Sigh.  Not really, but I have put my entire life in boxes, and am two weeks away from seeing them again.  Why is moving always so traumatic?  Even if you know exactly where you will wind up on the other end, and even if you’re excited about the move (I was!  Or am!  Or whatever!), oh, it’s just awful.  So I leave you with a potato salad that is quick and incorporates most all of any normal human being’s favorite and most comforting things: loads of starch, smoked pork products, and–though I think the first two are near universal, this last one may be specific to me–my all-time favorite super grainy mustard.  There’s little else in it, sort of like my current dwelling.

More soon!  xx

Potato salad with grainy mustard

1 lb new potatoes  |  4 slices bacon (I like applewood smoked)  |  1 red onion, cut in half through the root and sliced thinly  |  salt + pepper  |  ¼ cup extra virgin olive oil  |  2 tbsp grainy mustard  |  2 tsp sherry vinegar  |  ¼ cup parsley, chopped-ish, or more

Steam the potatoes.  Timing will depend upon size, but figure something in the neighborhood of 20 minutes.  Test by poking at them with whatever kitchen utensil you will use eat them.  When you can put a fork in them, they’re done.  Then leave to cool.

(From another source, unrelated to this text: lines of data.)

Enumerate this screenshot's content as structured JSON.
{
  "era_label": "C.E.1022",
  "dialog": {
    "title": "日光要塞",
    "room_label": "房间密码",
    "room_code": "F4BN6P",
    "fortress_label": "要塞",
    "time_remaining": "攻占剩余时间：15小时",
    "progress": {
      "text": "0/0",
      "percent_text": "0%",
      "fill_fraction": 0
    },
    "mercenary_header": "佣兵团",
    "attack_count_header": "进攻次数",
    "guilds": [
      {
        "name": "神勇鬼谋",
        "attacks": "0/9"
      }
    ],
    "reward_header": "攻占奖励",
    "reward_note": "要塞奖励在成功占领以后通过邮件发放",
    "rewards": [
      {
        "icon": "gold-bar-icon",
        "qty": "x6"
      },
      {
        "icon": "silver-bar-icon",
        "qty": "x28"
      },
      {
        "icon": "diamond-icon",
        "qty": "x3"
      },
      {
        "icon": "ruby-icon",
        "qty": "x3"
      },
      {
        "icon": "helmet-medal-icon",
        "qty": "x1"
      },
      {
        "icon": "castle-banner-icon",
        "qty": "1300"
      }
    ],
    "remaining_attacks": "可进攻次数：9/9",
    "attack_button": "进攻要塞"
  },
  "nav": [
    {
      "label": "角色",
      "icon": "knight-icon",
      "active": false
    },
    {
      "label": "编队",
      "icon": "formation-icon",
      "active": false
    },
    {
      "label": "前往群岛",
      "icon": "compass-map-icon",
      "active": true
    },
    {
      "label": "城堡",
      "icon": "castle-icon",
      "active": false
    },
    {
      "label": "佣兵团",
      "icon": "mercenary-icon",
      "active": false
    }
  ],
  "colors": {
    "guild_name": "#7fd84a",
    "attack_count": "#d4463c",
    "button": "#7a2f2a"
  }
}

Meanwhile, in a small sauté pan, brown the bacon to your liking, turning from time to time.  When done, set on paper towels to dry.  Pour off the fat (not down the drain!), wipe out the pan if you like, add a bit of olive oil (or just use some of the bacon fat), and sauté the onion to your liking, seasoning with salt + pepper early in cooking.  I like them well wilted but still colorful and a tiny bit crunchy, say 7 minutes.  When they’re finished, turn off the heat and leave them to cool.

In a big bowl, add the olive oil, mustard, sherry vinegar, and whisk.  Taste.  Add salt or pepper if you think that would be a good idea.  Cut the potatoes into quarters.  (It’s a plus if they’re still a little warm when you do this.)  Then add them to the dressing bowl and mix well.  Crumble in the bacon, scrape in the onions, and add as much parsley as you would like.  Taste and adjust seasoning to your liking.  Eat only this for several days of lunches.

{ 4 comments… read them below or add one }

Lexi August 19, 2010 at 11:40

confession: I found myself at Kalustyan’s yesterday, and sitting on the shelf was a pot of the mustard you mentioned above. I could not resist buying it. As if I needed another expensive food-related habit…

Reply

me August 19, 2010 at 15:12

I know, Lexi, I know. But it will last you forever! And it is *so* good!! The little pot it comes in is totally gorgeous, too, and I’m all for attractive kitchen items. :)

Charles August 23, 2010 at 19:04

I think I will prepare this dish very soon. What’s your position on the anchovy issue?

Reply

me August 23, 2010 at 19:11

I love anchovies! And if you want to use them here, I think that would be excellent! Potatoes take so well to so many flavors. Perhaps you could heat up the oil a bit in a pan, put in the anchovies so that they dissolve slightly, and then make the dressing with the warm oil. If you’re using anchovies, though, I’d consider taking out the bacon, as they both (to me, at least) fall into that very salty umami-type category. And having both might be a little much. I’d love to hear how it goes!